I’m in California this week, working with a music website called Bandcamp. I thought the least I could do was bring a bottle of whisky, so I snuck a bottle of the Jura Prophecy into my suitcase. Of course, my hosts had done their homework, and there was a bottle of Lagavulin 16 waiting for me on my arrival.
The team are having something of a retreat. They often work from home and only communicate with each other online most of the time, so periodically, they rent a big house in Inverness (coincidentally), just out of San Francisco – and stay for a week working together, and just generally hanging out. It’s a privilege to be included – and a whisky tasting seemed appropriate.
We added a Bowmore 15 and a local single malt called St George (made in Alameda, California) to the selection, and we sat around the table on our first night in the house tasting, discussing and comparing whisky.
We started with the St George, which this website describes as a ‘very girly’ whisky, moved on to the noticeably smokier Jura Prophecy, followed it up with the raisiny, rich Bowmore 15 and finished on the Lagavulin.
Of course, it was a bit of a late one and tasting whisky quickly just became drinking whisky.
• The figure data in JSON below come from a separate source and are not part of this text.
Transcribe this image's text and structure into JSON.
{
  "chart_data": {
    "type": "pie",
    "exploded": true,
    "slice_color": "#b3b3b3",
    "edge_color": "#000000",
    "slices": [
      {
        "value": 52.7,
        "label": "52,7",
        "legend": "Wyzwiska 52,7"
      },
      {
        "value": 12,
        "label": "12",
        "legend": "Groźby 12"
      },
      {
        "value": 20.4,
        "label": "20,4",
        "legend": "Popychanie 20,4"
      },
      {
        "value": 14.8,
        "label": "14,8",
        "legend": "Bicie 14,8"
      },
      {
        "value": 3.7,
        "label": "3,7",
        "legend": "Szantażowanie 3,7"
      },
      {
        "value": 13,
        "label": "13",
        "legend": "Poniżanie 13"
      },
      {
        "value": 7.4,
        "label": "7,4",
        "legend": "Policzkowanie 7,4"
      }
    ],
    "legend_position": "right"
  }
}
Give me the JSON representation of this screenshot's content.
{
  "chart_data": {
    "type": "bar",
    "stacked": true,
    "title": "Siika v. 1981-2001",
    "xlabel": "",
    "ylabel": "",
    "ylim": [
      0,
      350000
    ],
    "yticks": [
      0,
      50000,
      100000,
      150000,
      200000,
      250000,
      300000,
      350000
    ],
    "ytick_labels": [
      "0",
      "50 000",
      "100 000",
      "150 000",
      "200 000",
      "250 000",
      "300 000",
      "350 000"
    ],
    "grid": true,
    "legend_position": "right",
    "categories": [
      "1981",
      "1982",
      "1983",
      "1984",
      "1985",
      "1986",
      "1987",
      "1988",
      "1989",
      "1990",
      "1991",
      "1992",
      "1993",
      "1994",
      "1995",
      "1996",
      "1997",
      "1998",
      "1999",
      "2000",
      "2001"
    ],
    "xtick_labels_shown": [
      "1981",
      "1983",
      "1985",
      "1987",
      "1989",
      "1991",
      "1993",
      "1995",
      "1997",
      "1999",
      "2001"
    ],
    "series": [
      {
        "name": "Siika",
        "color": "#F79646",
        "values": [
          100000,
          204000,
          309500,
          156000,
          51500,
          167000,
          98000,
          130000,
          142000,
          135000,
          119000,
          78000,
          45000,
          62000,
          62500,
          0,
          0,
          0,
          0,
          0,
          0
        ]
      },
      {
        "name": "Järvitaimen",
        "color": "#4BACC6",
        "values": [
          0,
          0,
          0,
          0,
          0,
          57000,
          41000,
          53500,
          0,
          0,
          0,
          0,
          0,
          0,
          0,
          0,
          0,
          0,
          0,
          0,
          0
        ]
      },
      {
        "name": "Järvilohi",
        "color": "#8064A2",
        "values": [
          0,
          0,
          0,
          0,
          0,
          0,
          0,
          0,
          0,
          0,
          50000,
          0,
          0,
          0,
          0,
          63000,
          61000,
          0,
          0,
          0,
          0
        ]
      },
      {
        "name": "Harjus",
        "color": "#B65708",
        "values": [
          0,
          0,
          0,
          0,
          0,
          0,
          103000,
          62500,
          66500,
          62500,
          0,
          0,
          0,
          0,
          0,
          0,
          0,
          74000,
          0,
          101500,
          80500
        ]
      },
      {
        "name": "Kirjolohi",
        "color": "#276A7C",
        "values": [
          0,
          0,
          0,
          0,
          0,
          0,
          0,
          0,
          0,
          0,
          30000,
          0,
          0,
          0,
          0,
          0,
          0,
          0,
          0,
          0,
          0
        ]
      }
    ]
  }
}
They all had work in the morning – including presentations and tech talks, and at 9am the next day, this was the opening slide.
The Lagavulin was the hands-down favourite, and over the course of the week, we’ve had to open the back-up bottle of that one. I think Diageo might start to notice a spike in local sales after this week.
But while we’ve mostly been hanging out together in the house, I have also managed to get out and about and explore a bit of the local neighbourhood.
I went to a saloon (the Old Western, no less) and I was pleasantly surprised to find Laphroaig on hand, though when I noticed the photographs above the bar of the visit paid to that fine establishment by Charles and Camilla, the pieces fell into place. Laphroaig is Charles’s favourite tipple.
But I’ve tried Laphroaig before, and wanted something a bit more appropriate to the context, so I selected a straight rye whisky called Old Overholt. Surprisingly sweet and smooth.
It’s been a great few days, and sharing the new tastes and understandings about whisky has definitely contributed to the experience of the event. I’ve managed to convert a few new whisky fans along the way, and made a few new friends in the process.